I didn’t see this mentioned in the thread, but something that might be relevant to this overall topic is std::expected
that was accepted into c++23. I found an implementation for c++11/14/17 here. I don’t know what the feasibility of just using this (header-only) library is, but it can probably at least inform API decisions / provide more food for thought.
Yeah, I’ve been actively looking at std::expected
(among other things) for inspiration, which has indeed informed some of the design decisions already. I probably should make explicit mention of that in the PR description. Will do so the next chance I get to work on it.
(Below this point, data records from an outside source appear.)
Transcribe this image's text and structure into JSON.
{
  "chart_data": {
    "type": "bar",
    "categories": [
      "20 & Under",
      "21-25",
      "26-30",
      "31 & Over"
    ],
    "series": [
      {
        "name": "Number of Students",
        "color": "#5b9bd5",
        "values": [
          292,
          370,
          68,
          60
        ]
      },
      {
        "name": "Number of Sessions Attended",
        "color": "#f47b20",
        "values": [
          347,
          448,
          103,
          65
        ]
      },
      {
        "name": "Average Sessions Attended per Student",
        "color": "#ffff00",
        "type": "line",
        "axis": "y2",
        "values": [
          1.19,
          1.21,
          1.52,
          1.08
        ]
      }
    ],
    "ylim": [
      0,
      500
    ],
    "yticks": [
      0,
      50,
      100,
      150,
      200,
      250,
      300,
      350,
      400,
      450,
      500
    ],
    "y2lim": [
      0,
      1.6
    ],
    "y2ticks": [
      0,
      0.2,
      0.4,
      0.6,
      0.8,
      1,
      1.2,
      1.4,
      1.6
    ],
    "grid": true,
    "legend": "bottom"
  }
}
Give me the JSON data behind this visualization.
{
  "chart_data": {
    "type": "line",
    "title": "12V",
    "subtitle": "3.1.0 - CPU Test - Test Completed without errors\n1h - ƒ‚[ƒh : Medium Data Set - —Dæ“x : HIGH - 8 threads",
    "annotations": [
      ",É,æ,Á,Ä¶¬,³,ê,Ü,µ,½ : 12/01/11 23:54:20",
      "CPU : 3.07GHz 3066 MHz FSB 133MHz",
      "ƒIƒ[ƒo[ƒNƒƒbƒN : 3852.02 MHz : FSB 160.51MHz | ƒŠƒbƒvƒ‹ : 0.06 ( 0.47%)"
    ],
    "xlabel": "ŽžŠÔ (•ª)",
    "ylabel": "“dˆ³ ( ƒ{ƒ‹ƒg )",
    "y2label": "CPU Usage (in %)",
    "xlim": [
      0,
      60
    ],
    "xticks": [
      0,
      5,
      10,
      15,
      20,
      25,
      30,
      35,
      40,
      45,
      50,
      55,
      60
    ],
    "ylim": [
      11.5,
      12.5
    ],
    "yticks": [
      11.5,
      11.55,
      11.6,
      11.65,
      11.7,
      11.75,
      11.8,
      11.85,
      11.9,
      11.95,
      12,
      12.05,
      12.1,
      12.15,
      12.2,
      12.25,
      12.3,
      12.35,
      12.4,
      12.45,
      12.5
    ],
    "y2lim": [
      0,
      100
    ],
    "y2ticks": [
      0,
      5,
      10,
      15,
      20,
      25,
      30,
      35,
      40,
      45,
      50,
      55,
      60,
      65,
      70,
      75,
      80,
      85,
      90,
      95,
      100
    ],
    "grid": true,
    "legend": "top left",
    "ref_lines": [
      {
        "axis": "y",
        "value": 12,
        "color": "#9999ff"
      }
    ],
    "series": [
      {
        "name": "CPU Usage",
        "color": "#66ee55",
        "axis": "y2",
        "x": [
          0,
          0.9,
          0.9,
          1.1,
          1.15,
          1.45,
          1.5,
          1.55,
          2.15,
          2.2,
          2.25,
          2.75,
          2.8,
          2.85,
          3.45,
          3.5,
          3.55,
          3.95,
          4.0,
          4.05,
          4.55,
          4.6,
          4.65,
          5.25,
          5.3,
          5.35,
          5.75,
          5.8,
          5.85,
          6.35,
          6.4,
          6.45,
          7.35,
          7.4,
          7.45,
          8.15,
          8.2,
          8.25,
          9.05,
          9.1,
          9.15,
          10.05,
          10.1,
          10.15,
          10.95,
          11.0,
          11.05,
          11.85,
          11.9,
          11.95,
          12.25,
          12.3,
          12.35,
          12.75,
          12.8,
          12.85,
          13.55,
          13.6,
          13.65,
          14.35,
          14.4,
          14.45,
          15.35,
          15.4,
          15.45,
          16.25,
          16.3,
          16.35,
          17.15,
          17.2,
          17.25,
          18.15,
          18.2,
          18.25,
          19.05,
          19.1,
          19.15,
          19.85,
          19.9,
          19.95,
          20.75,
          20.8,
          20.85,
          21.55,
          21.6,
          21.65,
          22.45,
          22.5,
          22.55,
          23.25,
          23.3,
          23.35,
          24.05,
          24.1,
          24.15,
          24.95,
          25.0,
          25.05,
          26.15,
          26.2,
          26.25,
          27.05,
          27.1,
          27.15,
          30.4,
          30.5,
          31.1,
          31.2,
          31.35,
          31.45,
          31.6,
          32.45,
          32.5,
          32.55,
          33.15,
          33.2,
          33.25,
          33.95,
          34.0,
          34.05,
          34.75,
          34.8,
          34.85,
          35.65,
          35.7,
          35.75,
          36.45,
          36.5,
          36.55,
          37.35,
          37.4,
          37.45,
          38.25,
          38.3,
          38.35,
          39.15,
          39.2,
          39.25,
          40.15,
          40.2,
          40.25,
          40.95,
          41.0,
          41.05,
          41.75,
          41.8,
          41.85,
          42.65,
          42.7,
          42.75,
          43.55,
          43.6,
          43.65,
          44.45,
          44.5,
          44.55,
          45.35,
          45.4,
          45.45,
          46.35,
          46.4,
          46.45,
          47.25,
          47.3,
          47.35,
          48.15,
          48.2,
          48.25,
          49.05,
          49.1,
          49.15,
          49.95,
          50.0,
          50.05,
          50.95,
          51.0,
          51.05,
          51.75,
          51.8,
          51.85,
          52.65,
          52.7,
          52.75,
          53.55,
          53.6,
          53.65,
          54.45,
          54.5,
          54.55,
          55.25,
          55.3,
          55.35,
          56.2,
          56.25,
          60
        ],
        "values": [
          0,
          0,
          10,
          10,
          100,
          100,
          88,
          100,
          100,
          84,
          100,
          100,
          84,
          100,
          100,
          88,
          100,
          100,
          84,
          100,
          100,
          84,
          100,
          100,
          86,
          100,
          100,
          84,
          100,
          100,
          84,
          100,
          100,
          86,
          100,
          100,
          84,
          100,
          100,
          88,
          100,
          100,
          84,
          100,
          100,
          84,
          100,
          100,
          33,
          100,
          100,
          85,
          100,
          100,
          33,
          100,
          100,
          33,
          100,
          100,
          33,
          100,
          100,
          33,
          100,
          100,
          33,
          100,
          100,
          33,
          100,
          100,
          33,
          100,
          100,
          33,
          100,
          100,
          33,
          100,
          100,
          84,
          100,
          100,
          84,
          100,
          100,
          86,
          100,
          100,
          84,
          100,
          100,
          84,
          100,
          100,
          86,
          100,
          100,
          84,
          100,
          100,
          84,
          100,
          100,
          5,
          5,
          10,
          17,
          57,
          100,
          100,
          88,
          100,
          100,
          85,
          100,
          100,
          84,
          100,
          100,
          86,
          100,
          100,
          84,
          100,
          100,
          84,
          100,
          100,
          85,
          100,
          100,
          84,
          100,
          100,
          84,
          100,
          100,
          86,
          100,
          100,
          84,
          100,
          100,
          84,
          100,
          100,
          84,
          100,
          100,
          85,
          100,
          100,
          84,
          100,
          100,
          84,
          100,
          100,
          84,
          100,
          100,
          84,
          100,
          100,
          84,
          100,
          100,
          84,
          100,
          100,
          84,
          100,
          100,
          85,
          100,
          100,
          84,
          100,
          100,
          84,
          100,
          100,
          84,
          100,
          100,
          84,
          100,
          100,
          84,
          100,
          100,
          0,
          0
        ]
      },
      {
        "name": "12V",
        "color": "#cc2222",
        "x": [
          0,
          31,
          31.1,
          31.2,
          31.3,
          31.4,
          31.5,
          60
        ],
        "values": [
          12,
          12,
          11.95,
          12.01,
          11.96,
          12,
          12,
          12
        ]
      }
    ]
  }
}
In general, though, it’s not clear to me that std::expected
is a good fit for Blender. Core types like this that intend to end up as a fundamental building block in Blender probably(?) should be kept in-house so we can ensure they work well for our needs and behave the way we need them to. Much like BLI’s Vector
and Span
types.
It is not so much the fundamental nature of types that decides whether something is in BLI or not.
For the Vector
there is for some performance reasons, and to align exact behavior on different platforms. Span
is there because std::span
is not available in C++17.
Things like std::optional
or std::string
are used directly.
But since std::expected
is from C++23 we’d need to have something in BLI.
When it comes to that, my personal belief is that aligning to something that exists later C++ version has a benefit of:
- People are likely to be much more familiar with the concept already, which, hopefully does not increase entry barrier for new developers (or developers who contribute to Blender in their spare time and can not keep all the Blender specific things in head)
- There is plenty of documentation, and examples outside of Blender
- It allows to eventually get rid of many lines of code when we switch to newer C++ standard.
Not saying copying std::expected
is the objectively proper way forward, but I think those points is something to keep in mind when making decision. Sometimes it feels we don’t pay proper attention to the entry barrier and ease of external contributions.